As technology development and demand for mobile devices are increasing and the spread of electric vehicles is expanding, demand for secondary batteries as energy sources is rapidly increasing. Among them, demand for lithium secondary batteries having high capacity and energy density is especially high.
Generally, a lithium secondary battery is fabricated by manufacturing an electrode assembly composed of a negative electrode, a positive electrode, and a separator, inserting the electrode assembly into a battery case, and injecting an electrolyte into the electrode assembly. The lithium secondary battery thus produced is required to be activated by a predetermined charge and discharge to function as a battery. Such a process is referred to as a formation process or an activation process. The secondary battery is also shipped after an aging process and a defective product sorting process. The aging process is an aging process in which the electrolyte is allowed to enter the empty space of the electrode to allow time for forming a stable electrolyte channel.

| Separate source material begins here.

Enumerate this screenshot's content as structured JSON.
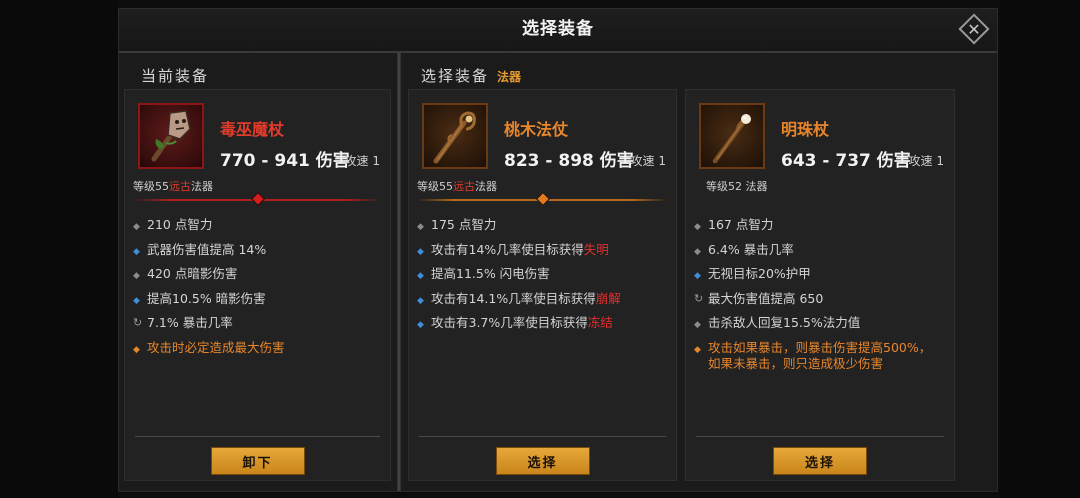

The secondary battery is manufactured so that a positive electrode and a negative electrode are prevented from being contacted by a porous insulating film (separator) to prevent a short circuit. However, insulation may not be properly maintained due to various reasons during the manufacturing process of the battery. As a result, an internal short circuit of the battery can occur. Lithium-ion batteries can be ignited or exploded when a positive electrode and a negative electrode are short-circuited. Even when they are slightly short-circuited, ions move and current flows. This condition is often referred to as a soft short or a micro short.
Soft-shorts generate precipitates, thereby causing low-voltage defects. Soft-short cells tend to take a relatively long time to be expressed as compared to hard-short cells, and their expression time vary considerably depending on the short-circuit state or degree.
In the conventional defect selection process, the difference in the voltage drop between good products and defective products has been utilized. And through the value of the voltage drop measured at this time, the change by the low voltage expression steps and the effects according thereto would have been presented. However, this method cannot quantitatively analyze the actual low-voltage expression level, so it is impossible to quantitatively classify the degree of failure of defective cells for efficient process improvement, and the level of low-voltage expression of defective cells cannot be represented as a single measure.
Therefore, it would be easy to identify defective battery cells according to the degree of the voltage drop if the low voltage level is quantitatively indicated and used as the leakage current, which is a factor related to the precipitate that directly induces the low voltage defect, and quantitative feedback for improvement of the battery cell manufacturing process would be possible.